HEALTH
Antiestrogen Compounds Show Promise Against Breast Cancer
By Lynn Yarris

Chemical compounds found in vegetables such as Brussels sprouts, cabbage, and cauliflower, along with a number of Asian herbs, show promise for stopping the spread of breast cancer. A Berkeley Lab scientist is now testing a theory as to how these compounds work.

Many of the different forms of breast cancer tumors, including those that spread the fastest, depend upon the hormone estrogen for growth and development. Tests have shown that naturally-occurring antiestrogen compounds can be effective treatments. These antiestrogens are quite varied in chemical structure and may act through a cellular receptor normally used to detect toxins in the cell.

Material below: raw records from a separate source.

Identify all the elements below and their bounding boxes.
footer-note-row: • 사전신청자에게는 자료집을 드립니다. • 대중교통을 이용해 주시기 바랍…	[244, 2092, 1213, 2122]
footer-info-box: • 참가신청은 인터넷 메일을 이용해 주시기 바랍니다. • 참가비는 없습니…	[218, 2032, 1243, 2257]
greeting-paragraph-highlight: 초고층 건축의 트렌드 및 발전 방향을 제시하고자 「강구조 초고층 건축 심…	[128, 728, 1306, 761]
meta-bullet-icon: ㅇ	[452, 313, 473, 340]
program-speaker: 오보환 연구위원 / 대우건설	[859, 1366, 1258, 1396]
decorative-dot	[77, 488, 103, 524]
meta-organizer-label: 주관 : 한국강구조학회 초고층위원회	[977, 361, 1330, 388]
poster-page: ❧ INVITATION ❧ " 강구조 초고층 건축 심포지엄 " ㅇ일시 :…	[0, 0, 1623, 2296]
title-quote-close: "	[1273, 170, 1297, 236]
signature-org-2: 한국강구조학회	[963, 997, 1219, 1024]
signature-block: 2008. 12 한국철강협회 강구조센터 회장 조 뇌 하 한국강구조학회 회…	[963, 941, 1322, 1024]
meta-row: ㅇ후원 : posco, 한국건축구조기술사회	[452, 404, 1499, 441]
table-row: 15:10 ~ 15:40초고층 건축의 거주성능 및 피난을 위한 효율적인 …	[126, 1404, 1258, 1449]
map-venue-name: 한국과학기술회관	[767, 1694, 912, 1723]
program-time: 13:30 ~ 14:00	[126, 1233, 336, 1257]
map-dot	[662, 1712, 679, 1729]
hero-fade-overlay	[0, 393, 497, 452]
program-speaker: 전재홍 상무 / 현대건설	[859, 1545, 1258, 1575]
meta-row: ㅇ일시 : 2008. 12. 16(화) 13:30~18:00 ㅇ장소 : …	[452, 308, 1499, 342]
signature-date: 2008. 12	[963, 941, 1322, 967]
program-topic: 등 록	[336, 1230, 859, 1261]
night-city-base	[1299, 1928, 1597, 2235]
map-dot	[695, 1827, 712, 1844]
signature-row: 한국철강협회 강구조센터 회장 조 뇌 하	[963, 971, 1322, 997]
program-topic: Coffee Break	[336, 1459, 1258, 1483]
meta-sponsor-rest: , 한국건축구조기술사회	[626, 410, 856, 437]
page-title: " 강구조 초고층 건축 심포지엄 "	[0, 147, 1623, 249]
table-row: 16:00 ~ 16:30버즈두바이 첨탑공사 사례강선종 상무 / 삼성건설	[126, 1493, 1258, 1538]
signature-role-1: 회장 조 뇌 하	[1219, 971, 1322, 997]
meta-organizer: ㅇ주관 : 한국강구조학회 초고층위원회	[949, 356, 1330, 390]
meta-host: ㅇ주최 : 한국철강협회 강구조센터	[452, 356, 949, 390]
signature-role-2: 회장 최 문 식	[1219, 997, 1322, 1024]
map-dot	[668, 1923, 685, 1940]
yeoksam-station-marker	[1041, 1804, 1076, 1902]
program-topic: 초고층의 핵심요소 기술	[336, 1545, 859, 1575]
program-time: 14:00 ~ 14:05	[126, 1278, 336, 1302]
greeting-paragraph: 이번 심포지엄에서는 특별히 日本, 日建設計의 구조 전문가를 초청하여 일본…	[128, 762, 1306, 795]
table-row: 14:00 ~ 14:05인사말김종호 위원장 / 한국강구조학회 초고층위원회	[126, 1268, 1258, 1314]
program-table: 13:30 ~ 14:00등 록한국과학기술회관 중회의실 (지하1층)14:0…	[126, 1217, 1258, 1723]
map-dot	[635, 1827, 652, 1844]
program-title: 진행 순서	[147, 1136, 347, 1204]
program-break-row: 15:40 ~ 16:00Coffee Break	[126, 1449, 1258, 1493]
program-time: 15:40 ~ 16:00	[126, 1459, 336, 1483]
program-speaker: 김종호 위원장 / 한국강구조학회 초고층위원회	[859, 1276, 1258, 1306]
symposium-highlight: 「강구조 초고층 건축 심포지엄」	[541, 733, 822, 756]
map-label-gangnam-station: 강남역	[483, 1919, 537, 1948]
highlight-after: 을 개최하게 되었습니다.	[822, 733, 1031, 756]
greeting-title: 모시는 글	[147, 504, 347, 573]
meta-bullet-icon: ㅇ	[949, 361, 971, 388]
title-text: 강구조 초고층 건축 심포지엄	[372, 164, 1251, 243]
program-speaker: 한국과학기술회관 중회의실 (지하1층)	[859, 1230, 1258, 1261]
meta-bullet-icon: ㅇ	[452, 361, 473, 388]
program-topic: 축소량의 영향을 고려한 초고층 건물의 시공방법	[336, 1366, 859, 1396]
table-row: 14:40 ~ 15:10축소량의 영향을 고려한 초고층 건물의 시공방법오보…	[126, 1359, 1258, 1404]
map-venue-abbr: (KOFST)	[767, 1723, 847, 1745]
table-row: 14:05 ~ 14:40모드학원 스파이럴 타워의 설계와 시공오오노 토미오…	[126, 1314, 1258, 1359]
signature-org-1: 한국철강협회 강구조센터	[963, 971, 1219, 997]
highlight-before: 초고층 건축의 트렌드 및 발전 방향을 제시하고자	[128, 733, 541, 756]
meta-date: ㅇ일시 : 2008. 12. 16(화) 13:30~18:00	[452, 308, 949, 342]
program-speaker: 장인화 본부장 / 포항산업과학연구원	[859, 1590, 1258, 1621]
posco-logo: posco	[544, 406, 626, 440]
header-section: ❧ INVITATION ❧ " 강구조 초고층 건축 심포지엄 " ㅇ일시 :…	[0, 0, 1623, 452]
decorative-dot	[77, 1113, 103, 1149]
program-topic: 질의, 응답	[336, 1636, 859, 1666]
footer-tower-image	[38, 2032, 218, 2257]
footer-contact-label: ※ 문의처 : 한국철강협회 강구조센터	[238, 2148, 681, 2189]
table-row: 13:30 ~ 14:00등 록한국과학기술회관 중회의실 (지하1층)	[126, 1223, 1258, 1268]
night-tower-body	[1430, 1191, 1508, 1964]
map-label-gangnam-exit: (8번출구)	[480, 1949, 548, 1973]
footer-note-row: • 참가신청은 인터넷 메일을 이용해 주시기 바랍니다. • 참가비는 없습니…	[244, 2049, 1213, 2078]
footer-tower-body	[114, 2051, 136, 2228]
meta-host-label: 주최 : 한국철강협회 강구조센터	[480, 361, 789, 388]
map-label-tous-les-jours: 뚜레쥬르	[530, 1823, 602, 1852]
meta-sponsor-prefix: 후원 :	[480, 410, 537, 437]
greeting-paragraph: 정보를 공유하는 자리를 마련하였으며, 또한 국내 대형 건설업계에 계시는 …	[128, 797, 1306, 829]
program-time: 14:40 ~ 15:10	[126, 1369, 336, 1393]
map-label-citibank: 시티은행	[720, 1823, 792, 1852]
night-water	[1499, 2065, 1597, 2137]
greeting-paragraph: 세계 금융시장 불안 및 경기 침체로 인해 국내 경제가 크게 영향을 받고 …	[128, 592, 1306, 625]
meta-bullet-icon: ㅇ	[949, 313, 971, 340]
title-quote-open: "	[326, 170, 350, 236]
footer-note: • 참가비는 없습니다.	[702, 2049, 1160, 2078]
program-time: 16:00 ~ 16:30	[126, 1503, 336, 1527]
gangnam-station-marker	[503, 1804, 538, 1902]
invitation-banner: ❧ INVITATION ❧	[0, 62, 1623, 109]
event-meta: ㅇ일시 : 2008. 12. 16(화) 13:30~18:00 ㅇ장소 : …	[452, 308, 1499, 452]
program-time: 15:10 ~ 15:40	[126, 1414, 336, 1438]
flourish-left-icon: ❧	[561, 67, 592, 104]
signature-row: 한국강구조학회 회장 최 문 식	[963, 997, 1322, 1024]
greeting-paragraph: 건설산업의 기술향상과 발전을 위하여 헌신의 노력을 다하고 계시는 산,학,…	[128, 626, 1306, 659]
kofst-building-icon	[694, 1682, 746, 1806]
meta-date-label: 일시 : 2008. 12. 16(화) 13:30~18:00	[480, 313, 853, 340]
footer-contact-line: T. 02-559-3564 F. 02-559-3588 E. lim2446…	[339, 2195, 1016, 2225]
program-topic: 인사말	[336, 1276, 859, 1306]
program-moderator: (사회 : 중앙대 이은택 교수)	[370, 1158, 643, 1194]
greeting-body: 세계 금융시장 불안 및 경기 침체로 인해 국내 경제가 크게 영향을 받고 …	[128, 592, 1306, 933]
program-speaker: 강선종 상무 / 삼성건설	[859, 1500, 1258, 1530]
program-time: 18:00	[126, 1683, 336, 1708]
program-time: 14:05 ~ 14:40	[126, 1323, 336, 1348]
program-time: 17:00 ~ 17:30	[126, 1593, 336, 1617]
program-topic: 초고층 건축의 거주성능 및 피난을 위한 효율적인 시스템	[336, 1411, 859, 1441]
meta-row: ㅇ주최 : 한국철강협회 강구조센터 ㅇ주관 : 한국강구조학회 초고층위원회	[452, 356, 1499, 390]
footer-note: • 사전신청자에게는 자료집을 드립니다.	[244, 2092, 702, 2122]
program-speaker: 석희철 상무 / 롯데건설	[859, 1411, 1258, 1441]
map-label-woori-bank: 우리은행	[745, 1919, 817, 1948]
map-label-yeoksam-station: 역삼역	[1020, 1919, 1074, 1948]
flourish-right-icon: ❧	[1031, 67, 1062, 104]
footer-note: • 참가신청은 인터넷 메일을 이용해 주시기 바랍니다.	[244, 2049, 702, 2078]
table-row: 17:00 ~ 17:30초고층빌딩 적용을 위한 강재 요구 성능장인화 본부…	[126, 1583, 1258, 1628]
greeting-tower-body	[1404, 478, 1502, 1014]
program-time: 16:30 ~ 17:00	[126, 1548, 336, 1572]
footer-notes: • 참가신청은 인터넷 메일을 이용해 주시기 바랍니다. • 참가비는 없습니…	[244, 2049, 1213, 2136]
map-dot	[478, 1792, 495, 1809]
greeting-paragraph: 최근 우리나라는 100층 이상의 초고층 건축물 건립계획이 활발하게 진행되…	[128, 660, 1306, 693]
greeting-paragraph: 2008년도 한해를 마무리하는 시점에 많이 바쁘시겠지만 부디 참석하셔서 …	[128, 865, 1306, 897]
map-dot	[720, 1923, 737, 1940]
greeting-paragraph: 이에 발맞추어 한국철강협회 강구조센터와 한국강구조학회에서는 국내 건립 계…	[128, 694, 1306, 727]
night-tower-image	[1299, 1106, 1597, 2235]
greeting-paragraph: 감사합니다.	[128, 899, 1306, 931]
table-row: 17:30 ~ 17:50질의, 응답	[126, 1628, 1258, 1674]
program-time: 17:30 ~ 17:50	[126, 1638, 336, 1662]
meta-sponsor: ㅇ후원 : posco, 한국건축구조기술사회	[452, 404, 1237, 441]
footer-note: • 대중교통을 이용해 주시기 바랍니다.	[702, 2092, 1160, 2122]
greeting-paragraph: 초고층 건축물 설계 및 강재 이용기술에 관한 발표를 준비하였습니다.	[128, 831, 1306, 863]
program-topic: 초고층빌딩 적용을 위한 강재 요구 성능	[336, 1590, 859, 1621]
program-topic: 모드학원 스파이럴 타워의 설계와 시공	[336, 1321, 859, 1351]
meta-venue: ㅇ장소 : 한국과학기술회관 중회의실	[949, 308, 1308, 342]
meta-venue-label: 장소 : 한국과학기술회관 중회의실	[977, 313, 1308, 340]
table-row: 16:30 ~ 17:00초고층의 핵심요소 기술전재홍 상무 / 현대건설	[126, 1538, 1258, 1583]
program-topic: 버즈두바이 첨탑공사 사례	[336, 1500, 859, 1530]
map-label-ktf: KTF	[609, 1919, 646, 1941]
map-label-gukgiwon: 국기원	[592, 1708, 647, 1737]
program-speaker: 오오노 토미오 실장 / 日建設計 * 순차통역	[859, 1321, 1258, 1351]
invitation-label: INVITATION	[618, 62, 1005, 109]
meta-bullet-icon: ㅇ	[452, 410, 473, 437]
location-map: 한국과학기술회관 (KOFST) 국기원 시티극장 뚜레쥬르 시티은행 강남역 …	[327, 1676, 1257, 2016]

If the mechanism by which antiestrogens prevent cancer growth can be identified, it might be possible to synthesize safer and even more effective versions.

James Bartholomew, a biophysicist with Berkeley Lab's Structural Biology Division, working in collaboration with Leonard Bjeldanes, of the Depart- ment of Nutrition at the University of California at Berkeley, is now in the process of examining approximately 100 antiestrogen compounds, many of which were imported from Asia where successful herbal treatments of breast cancer have been reported.

Bartholomew believes that the tumor suppressing activity of the antiestrogens is controlled by a protein called AhR. This protein is a receptor inside the cell that binds with a drug or other type of chemical in order to induce the enzymes that metabolize it.

"Little attention has been focused on the possible mitigating role of widely occurring natural antiestrogens in breast cancer," says Bartholomew. "Certain indole derivatives, such as indolo carbazole (ICZ), which are produced from dietary vegetables and by bacterial metabolism in the gastrointestinal tract, show potent antiestrogenic activity in model systems and may be useful as cancer preventative agents." Bartholomew and Bjeldanes are employing standard biochemical and immunological assays in combination with a series of special molecular biology techniques to assess the effects of AhR on the expression of estrogen-regulating genes that have been linked to breast tumor growth. AhR is known to bind to TCDD, the environmental toxin contained in Agent Orange, and experiments by Bjeldanes and others have shown that it also binds to ICZ.

"Our theory is that when AhR binds to ICZ or to TCDD or other antiestrogens, the effect is to suppress the growth of breast cancer tumors," says Bartholomew. "We think these complexes inhibit the expression of genes in the cells which are necessary for growth."

In the next round of experiments, he and Bjeldanes will work with a special set of cell lines that lack the AhR receptor. These cell lines, which were developed at Berkeley Lab for studies of the notorious breast carcinogen benzo[a]pyrene, will be used to study the role AhR plays in enabling ICZ to inhibit estrogen-dependent tumors.

"If we can identify the mechanism by which ICZ and other antiestrogen compounds suppress breast cancer tumors, we should be able to predict which of these compounds will work best," says Bartholomew. "An important element in this puzzle is undoubtedly the structure of these receptors when they have a bound chemical (called a ligand). It is probably this structural detail that determines whether the receptor-ligand complex controls one set of genes or another."

Another argument for understanding this mechanism is safety. Antiestrogens, like TCDD, induce the activity of P-450, a cytochrome in the liver that metabolizes chemicals into carcinogenic derivatives.

"You would not, for example, want to be a smoker and be on an anti-estrogen therapy," says Bartholomew.

"If you know the mechanism by which antiestrogens suppress tumors, it opens up the possibility that you can design a dietary regime which would inhibit the growth of new tumor cells without affecting the chemicals used to kill existing tumors."